Episodic memory: per-session memory that summarizes into long-term memory at session end.
Semantic memory: extracted facts, user preferences, project conventions. Often stored as key-value with TTLs.
Procedural memory: “how to do X here” notes — effectively a prompt library indexed by situation.
Compression cascades: multi-level summaries that resemble how human memory consolidates.

None of these are solved. They are where most of the interesting harness engineering research is happening right now. If you want to publish in this field, pick one and go deep.

8. What to drop

A principle for when you have to make room:

Tool inputs and outputs that have already been acted upon are usually safe to drop. The model has incorporated them into its reasoning; the raw form is rarely needed again.
“Thinking” blocks from earlier turns can be summarized aggressively.
Duplicated retrieval results — if you retrieved the same doc three turns ago, you do not need it three times.
Error messages from tools that later succeeded — keep the success, drop the failure once resolved.

Never drop:

The current user turn.
The task definition (often embedded in the first user turn).
Anything the model explicitly referenced in its current reasoning.
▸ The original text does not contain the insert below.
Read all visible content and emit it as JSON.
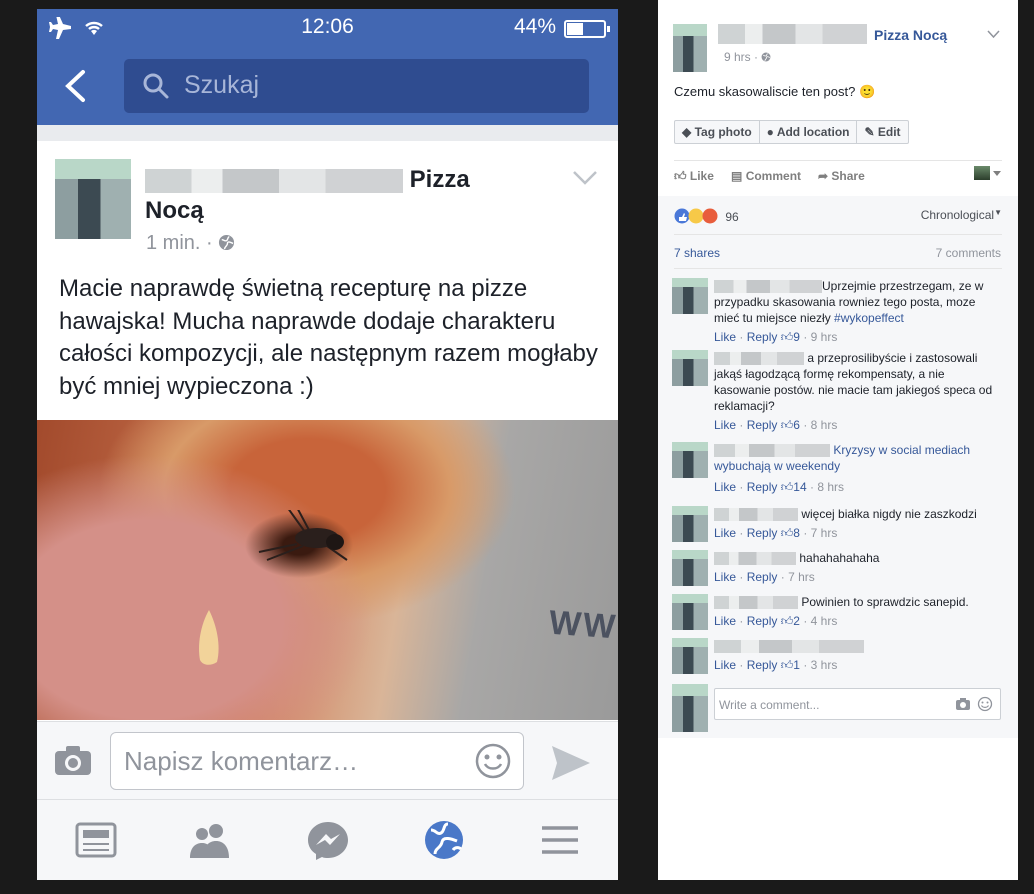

A sound heuristic: if you would not be able to reconstruct the agent’s current plan without it, keep it.

9. Observability for context

You cannot tune what you cannot see. Instrument:

Prompt size per turn (tokens in system, tools, history, user).
Cache hit rate per turn.
Compaction events: when, what was dropped, how much was saved.
Retrieval recall/precision (you need ground truth for this — build an eval set).
Per-turn cost and latency broken down by input vs. output tokens.
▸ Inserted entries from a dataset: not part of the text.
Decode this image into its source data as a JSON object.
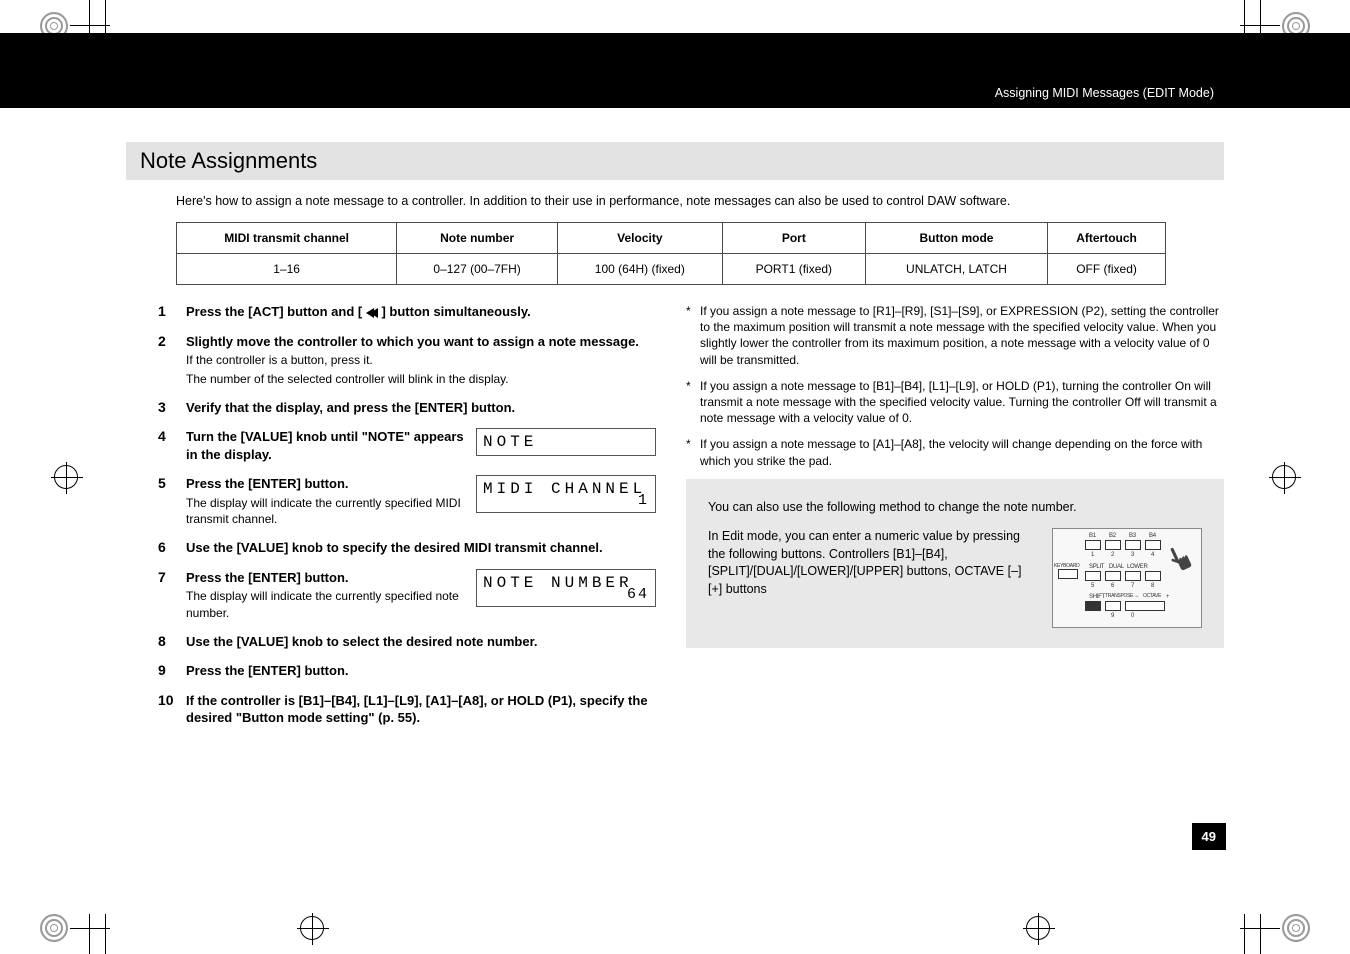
{
  "header": {
    "breadcrumb": "Assigning MIDI Messages (EDIT Mode)"
  },
  "section_title": "Note Assignments",
  "intro": "Here's how to assign a note message to a controller. In addition to their use in performance, note messages can also be used to control DAW software.",
  "table": {
    "headers": [
      "MIDI transmit channel",
      "Note number",
      "Velocity",
      "Port",
      "Button mode",
      "Aftertouch"
    ],
    "row": [
      "1–16",
      "0–127 (00–7FH)",
      "100 (64H) (fixed)",
      "PORT1 (fixed)",
      "UNLATCH, LATCH",
      "OFF (fixed)"
    ]
  },
  "steps": [
    {
      "title_a": "Press the [ACT] button and [",
      "title_b": "] button simultaneously."
    },
    {
      "title": "Slightly move the controller to which you want to assign a note message.",
      "sub1": "If the controller is a button, press it.",
      "sub2": "The number of the selected controller will blink in the display."
    },
    {
      "title": "Verify that the display, and press the [ENTER] button."
    },
    {
      "title": "Turn the [VALUE] knob until \"NOTE\" appears in the display.",
      "lcd": "NOTE"
    },
    {
      "title": "Press the [ENTER] button.",
      "sub": "The display will indicate the currently specified MIDI transmit channel.",
      "lcd": "MIDI CHANNEL",
      "lcd_val": "1"
    },
    {
      "title": "Use the [VALUE] knob to specify the desired MIDI transmit channel."
    },
    {
      "title": "Press the [ENTER] button.",
      "sub": "The display will indicate the currently specified note number.",
      "lcd": "NOTE NUMBER",
      "lcd_val": "64"
    },
    {
      "title": "Use the [VALUE] knob to select the desired note number."
    },
    {
      "title": "Press the [ENTER] button."
    },
    {
      "title": "If the controller is [B1]–[B4], [L1]–[L9], [A1]–[A8], or HOLD (P1), specify the desired  \"Button mode setting\" (p. 55)."
    }
  ],
  "notes": [
    "If you assign a note message to [R1]–[R9], [S1]–[S9], or EXPRESSION (P2), setting the controller to the maximum position will transmit a note message with the specified velocity value. When you slightly lower the controller from its maximum position, a note message with a velocity value of 0 will be transmitted.",
    "If you assign a note message to [B1]–[B4], [L1]–[L9], or HOLD (P1), turning the controller On will transmit a note message with the specified velocity value. Turning the controller Off will transmit a note message with a velocity value of 0.",
    "If you assign a note message to [A1]–[A8], the velocity will change depending on the force with which you strike the pad."
  ],
  "info_box": {
    "line1": "You can also use the following method to change the note number.",
    "line2": "In Edit mode, you can enter a numeric value by pressing the following buttons. Controllers [B1]–[B4], [SPLIT]/[DUAL]/[LOWER]/[UPPER] buttons, OCTAVE [–] [+] buttons"
  },
  "diagram_labels": {
    "b1": "B1",
    "b2": "B2",
    "b3": "B3",
    "b4": "B4",
    "keyboard": "KEYBOARD",
    "split": "SPLIT",
    "dual": "DUAL",
    "lower": "LOWER",
    "shift": "SHIFT",
    "transpose": "TRANSPOSE",
    "octave": "OCTAVE",
    "minus": "−",
    "plus": "+",
    "n1": "1",
    "n2": "2",
    "n3": "3",
    "n4": "4",
    "n5": "5",
    "n6": "6",
    "n7": "7",
    "n8": "8",
    "n9": "9",
    "n0": "0"
  },
  "page_number": "49"
}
Every serious harness has a context-manager dashboard. If you cannot see it, you cannot improve it.

Exercises

See exercises/03-context.md.

Implement a compaction policy that keeps the last 8 turns verbatim and summarizes older turns as a single paragraph. Test it on a 40-turn conversation and compare quality to a sliding window of 8.
Take your Module 02 tool registry and add an agentic-retrieval tool over a small corpus. Compare against unconditional-RAG.
Measure the cache hit rate of your harness. Reorder the prompt and see how much you can move. Report the cost delta.

Open questions

Should compaction be rule-based or learned? (The answer is probably “both,” but nobody has a clean architecture yet.)
How do we represent “the agent does not know X yet” vs. “the agent has forgotten X”? These are very different states for reasoning, and most harnesses conflate them.
Where does context engineering end and database engineering begin? (Short answer: it does not; get comfortable.)